Well, this is certainly what producers of "America's Got Talent" were hoping would happen when they hired Howard Stern to be a judge on their show. After giving a small 7-year-old boy the big red "X," indicating he didn't think the boy should move on, tears started to come down the child's face. We're sure audiences have braced themselves for the impact Howard would have on the show, and Howard himself has never shied away from giving direct critique of anything, especially when it comes to talent. After all, that's a big reason NBC wanted him on the show.
Even Stern, though, knows that 7-year-old kids might not understand that he needs to be direct and to the point. Rejection at any age is hard, but when you're so young, it's doubly difficult to hear. The audience in the theater started booing Stern when the boy began to cry, just as he was giving him praise for being brave enough to try to enter the competition. To Stern's great credit though, he recognized an opportunity to offer some extra comfort to the young boy and he actually left his judge's chair on got up on the stage with him.
Howard then walked past host Nick Cannon and the King of All Media got down on his knees and hugged the boy. He reiterated his message that it takes enormous bravery to put yourself out there and submit yourself to judgment. In fact, what Stern did was to give this young boy a great lesson in how showbiz works. It's an endeavor of rejection after rejection, and Howard made sure to give the boy some gentle comfort as well, pumping up his ego by telling him none of the rappers that come on his Sirius/XM show are as good the boy was.

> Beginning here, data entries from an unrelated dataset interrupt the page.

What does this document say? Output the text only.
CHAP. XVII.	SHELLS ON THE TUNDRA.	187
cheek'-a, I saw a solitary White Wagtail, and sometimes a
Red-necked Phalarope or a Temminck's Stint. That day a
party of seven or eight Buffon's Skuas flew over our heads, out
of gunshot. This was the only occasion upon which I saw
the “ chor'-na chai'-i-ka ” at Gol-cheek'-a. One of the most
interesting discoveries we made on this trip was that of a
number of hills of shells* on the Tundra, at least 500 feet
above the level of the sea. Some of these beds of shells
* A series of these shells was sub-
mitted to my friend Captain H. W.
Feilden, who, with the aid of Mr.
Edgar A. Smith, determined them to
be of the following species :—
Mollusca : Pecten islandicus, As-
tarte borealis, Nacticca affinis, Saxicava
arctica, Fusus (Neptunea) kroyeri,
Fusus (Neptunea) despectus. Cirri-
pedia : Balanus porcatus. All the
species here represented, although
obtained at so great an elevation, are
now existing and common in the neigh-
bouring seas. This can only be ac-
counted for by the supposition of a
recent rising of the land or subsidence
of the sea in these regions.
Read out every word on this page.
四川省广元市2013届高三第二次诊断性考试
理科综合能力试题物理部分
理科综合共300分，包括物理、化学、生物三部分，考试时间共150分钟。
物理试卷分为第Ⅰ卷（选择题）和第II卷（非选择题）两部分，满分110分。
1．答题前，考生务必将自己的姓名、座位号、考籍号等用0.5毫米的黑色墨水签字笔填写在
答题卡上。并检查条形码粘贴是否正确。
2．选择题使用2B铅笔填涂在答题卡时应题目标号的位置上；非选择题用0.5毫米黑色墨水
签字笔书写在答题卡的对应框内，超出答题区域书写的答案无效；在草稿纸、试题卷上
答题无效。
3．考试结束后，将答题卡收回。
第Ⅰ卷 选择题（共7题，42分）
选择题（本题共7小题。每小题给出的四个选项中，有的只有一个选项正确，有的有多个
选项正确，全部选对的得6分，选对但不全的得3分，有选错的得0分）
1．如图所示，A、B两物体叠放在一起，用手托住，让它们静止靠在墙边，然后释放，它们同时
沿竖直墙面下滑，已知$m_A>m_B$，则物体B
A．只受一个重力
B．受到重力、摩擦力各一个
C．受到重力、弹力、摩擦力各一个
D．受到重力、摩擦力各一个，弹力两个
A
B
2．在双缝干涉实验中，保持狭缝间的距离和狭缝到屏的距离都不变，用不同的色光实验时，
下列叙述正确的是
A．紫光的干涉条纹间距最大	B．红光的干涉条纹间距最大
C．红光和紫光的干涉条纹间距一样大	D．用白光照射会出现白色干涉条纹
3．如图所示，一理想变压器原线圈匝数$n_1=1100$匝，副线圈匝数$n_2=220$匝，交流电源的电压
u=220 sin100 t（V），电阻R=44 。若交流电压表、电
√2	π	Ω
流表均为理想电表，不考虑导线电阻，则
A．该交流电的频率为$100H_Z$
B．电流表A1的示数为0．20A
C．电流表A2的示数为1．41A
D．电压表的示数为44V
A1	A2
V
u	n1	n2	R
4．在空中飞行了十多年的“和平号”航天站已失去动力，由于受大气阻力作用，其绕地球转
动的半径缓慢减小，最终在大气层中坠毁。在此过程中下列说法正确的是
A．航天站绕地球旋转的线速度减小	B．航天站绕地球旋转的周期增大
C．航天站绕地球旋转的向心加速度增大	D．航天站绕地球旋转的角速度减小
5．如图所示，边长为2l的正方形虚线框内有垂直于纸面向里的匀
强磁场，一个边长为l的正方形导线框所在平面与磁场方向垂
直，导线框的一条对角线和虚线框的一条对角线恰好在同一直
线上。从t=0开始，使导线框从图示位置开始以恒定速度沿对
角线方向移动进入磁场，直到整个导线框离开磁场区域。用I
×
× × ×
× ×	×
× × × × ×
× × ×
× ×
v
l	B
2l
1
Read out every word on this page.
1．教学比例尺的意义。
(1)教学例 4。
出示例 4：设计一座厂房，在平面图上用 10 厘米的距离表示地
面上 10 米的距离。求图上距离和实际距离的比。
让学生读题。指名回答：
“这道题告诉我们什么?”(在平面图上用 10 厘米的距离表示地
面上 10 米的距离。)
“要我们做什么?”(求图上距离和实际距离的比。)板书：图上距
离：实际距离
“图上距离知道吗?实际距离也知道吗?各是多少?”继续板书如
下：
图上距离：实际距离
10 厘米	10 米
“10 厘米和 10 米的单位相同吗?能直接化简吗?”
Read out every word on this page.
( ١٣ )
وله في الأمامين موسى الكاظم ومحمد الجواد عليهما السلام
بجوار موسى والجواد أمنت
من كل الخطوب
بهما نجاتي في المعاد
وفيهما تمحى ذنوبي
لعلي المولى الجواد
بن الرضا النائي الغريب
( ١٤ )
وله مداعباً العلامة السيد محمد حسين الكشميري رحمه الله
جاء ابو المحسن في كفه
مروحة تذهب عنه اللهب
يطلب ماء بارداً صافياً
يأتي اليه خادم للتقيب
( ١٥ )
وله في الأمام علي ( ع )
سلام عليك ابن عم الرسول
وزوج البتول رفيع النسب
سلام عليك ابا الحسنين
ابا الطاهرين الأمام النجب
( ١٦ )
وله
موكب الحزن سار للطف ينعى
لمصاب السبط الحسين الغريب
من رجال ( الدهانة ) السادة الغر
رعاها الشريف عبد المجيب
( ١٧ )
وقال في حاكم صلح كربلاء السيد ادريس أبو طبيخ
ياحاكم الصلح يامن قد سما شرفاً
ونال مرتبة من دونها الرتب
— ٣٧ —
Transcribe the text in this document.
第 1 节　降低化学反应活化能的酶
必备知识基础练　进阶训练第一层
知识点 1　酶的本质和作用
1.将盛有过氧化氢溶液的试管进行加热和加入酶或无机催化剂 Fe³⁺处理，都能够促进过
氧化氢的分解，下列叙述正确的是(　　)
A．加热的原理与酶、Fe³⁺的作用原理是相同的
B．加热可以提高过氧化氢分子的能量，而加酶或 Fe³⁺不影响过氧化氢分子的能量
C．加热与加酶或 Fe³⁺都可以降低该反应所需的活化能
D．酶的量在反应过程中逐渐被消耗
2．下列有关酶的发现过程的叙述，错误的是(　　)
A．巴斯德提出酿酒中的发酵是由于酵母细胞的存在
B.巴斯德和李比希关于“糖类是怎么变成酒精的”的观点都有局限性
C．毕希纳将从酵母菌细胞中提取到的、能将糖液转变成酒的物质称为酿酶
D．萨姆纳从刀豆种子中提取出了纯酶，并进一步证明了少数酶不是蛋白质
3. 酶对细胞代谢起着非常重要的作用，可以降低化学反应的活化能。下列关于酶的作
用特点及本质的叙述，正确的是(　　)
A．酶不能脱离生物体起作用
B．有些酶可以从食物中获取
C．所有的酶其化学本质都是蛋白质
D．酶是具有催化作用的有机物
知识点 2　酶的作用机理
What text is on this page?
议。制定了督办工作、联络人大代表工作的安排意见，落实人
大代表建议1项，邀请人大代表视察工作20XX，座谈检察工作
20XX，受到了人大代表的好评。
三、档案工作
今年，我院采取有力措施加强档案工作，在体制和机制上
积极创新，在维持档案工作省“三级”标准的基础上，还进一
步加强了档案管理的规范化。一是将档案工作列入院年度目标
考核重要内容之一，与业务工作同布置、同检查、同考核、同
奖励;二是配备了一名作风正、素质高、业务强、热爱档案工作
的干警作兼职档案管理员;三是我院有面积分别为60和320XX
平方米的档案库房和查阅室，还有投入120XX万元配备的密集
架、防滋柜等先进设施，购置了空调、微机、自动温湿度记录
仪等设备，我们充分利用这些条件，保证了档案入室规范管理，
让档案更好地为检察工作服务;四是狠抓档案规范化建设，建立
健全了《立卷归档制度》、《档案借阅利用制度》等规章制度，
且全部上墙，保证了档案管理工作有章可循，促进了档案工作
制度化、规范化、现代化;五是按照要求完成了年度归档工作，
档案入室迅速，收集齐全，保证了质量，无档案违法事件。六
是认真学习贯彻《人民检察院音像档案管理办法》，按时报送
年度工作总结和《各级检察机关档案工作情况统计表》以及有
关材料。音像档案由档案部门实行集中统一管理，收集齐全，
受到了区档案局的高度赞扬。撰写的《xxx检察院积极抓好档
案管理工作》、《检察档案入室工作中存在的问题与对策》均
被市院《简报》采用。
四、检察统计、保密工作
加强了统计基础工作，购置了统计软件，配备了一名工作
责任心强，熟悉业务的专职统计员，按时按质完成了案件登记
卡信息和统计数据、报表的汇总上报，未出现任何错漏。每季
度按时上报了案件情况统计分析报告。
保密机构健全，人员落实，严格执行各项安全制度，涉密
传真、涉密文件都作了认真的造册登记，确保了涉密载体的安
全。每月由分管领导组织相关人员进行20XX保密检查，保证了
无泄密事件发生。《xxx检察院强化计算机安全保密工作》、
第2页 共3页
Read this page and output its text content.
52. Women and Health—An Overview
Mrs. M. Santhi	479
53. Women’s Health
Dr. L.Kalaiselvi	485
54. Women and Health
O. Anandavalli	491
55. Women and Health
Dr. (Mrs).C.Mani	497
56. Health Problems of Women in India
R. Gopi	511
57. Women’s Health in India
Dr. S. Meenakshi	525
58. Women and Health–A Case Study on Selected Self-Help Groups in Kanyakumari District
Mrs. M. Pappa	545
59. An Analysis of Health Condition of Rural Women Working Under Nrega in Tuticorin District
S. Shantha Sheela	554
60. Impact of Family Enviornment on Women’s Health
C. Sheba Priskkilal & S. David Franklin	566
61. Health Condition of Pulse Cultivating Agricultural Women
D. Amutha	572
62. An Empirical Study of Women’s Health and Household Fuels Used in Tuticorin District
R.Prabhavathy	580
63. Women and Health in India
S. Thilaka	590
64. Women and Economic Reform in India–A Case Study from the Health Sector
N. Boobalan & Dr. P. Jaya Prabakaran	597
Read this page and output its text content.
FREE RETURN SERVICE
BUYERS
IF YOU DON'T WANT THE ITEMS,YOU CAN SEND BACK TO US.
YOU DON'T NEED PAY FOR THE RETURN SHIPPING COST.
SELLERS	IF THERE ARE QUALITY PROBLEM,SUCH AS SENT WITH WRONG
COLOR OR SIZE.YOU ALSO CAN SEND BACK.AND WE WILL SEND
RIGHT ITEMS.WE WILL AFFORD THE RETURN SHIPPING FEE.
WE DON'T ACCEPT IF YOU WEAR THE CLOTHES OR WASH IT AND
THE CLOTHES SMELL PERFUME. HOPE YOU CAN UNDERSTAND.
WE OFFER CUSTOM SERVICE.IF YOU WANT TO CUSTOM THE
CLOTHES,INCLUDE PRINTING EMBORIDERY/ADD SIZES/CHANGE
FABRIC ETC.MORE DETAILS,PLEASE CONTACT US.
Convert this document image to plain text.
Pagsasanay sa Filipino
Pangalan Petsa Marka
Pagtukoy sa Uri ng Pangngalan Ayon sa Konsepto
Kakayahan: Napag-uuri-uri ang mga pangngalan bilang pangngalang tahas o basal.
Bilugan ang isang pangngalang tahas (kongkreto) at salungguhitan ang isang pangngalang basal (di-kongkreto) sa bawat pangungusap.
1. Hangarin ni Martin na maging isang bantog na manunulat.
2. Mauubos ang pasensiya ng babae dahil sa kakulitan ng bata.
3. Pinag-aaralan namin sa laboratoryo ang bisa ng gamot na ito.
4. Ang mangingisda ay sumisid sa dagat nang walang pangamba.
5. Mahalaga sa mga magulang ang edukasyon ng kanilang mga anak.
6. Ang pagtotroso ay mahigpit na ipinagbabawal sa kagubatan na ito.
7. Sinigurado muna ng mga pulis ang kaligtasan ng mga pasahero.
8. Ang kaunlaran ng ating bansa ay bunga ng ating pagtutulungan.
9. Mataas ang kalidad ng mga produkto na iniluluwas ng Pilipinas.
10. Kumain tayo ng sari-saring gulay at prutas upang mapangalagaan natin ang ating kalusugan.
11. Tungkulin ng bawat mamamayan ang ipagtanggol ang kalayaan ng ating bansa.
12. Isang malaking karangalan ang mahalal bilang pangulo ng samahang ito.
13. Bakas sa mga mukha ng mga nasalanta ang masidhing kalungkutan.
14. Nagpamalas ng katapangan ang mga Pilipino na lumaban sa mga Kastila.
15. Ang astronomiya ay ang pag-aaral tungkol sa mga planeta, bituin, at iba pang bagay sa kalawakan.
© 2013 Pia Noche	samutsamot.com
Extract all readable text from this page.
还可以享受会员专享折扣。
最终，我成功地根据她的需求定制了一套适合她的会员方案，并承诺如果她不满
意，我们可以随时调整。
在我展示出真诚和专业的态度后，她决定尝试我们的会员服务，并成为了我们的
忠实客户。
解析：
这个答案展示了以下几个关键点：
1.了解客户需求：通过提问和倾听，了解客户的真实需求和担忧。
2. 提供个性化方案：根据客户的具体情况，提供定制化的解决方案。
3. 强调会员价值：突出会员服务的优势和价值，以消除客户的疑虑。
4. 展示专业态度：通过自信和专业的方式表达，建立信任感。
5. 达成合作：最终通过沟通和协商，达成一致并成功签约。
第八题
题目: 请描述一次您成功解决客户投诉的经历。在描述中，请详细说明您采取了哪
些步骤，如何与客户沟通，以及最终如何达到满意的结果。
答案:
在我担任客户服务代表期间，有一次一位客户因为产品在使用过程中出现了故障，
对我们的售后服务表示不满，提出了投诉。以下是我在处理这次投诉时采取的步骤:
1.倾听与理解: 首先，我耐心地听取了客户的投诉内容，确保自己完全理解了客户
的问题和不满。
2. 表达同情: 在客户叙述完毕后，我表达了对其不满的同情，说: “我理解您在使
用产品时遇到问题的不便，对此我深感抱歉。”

In the end, Stern not only won the crowd back, but also sent the young contestant off feeling much better about his performance and his rejection. This moment proved that Howard is exactly the right man for the job. It's hard to imagine Piers Morgan, who used to hold the seat Stern occupies now, having the savvy to see the opportunity and to actually act on it by going up on stage with a rejected contestant. It was great television, and it also showed something very important to the audience: Howard isn't an evil or mean guy. He's just a straightforward judge of talent. That doesn't make him heartless-- it just makes him the best man for the job.